The following year, Willis was waived during final cuts on September 5 and re-signed to the team's practice squad. He was promoted to the active roster on January 1, 2010 after offensive tackle Herb Taylor was waived.

On October 17, 2010, in a game against the New York Jets, Willis suffered a broken foot, and was placed on the season-ending Injured Reserve.

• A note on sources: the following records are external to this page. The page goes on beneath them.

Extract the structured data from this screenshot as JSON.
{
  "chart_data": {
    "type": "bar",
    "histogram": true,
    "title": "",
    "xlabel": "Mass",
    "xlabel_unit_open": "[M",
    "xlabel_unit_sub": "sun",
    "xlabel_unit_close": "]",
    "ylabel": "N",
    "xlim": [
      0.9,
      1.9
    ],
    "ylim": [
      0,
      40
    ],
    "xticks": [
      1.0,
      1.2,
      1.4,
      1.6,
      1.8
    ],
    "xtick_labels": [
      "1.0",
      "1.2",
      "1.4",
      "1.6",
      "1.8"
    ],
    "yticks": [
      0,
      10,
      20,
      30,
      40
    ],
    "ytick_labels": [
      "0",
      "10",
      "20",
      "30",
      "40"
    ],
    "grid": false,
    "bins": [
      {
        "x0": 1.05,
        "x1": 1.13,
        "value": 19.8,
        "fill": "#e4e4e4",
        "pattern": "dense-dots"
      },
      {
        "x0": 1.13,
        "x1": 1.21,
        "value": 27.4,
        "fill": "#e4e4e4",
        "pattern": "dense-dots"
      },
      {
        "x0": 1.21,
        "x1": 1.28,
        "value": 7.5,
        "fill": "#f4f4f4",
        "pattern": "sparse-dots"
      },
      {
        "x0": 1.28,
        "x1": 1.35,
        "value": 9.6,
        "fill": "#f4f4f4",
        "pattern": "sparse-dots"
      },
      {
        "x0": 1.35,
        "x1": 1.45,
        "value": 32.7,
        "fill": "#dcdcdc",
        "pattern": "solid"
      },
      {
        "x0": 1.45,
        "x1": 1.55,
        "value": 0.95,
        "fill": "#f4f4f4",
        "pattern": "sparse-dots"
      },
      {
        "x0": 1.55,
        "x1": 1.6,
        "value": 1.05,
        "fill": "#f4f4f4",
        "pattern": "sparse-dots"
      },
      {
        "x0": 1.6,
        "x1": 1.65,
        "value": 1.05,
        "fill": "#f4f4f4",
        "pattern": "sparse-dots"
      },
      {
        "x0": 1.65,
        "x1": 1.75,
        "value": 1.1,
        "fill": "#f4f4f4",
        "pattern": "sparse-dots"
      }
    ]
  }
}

Following the 2011 season, Willis became a restricted free agent, but was re-signed on April 16, 2012.

===Detroit Lions===
He was signed by the Detroit Lions on June 4, 2013, following the release of WR Lance Long. He was released by the Lions on August 31, 2013.

==Other activities==
Shortly after the NFL lockout, Willis participated as a contestant on G4's American Ninja Warrior. Willis succeeded in the first round competition but was too slow in completing it and was eliminated before he could go to the semi-finals.